ABD Kongre salonunun işgali
ABD kongre salonunu işgal edenler "Burası bizim evimiz" diye bağırıyorlar. Yani ABD'nin kendilerine ait olduğunu düşünerek, iktidarı devretmek gibi bir ihtimale hiç hazırlıklı olmamışlar. O kadar konsolide olmuşlar, muktedirliklerini o kadar içselleştirmişler ki; bir defa olsun kaybedebileceklerini akıllarına getirmemişler. Dün ABD'de olup bitenler, aslında bu psikolojinin dışa vurumu ile yaşanan rezilliktir.
Bizimkiler daha makul bir yolu seçmişlerdi "Hiç bir şey olmamış olsa bile bir şeyler olmuştur" demişlerdi. Sonra seçimin tekrarında sandığa gömülünce "O bir şeyler"in sandığın dibi olduğunu hep beraber öğrenmiş olduk.

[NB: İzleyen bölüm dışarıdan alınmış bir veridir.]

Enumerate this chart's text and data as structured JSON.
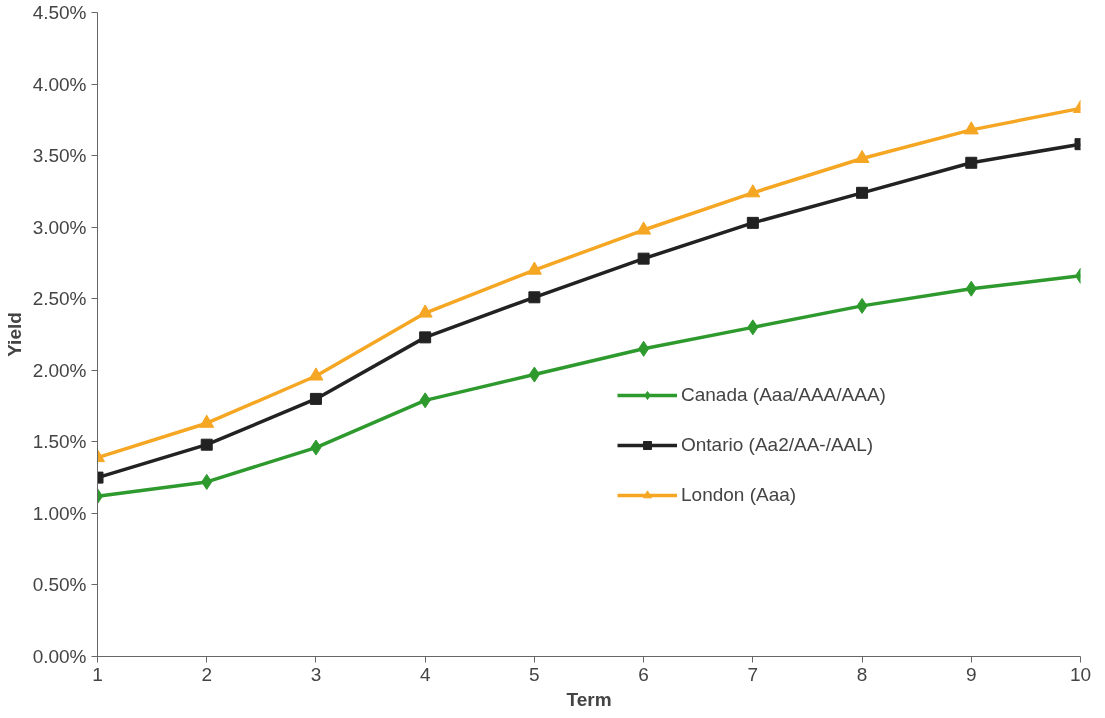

Velev ki; Atatürk ile karşılaştık ve...

Zaman zaman düşünürüm. Velev ki; kurucu Başbuğ rahmetli Mustafa Kemal Atatürk ile karşılaşacak olsam bana ne der, nasıl bir fırça atardı diye.

Herhalde..
"Benim aptal evlatlarım, size hangi ara ne oldu da; benden yüz sene sonra dahi benim çağdaşım seviyesinde bile olamayacak; bilgi, birikim, cesaret ve karizma yoksunu "Yönetici"leri başınıza getirme basiretsizliğini gösterebildiniz.
Hadi diyelim elem kulem yapıp size çakma lideri yutturdular, tezgaha geldiniz, kandırıldınız, gaflet ve dalalete düştünüz; bire aptal evlatlarım "Seçtiğinizin" yanına koyup kıyas yapacak bir fotoğrafımı da mı bulamadınız. Belli ki bulamamışsınız. Üzerimdeki elbisenin duruşu, bakışlarım, sigarayı tutuşum bile size yanlışınızı fark ettirebilirdi. Çünkü benim her hal ve davranışımda Türk'ün asaletine yakışacak özen vardır.
Ah evladım ah bırakın bilgi, birikim ve karizmayı; bedenlerine uygun elbiseyi bile almayı beceremeyenleri baş tacı ettiniz, ben sizin için artık ne yapabilirim ki.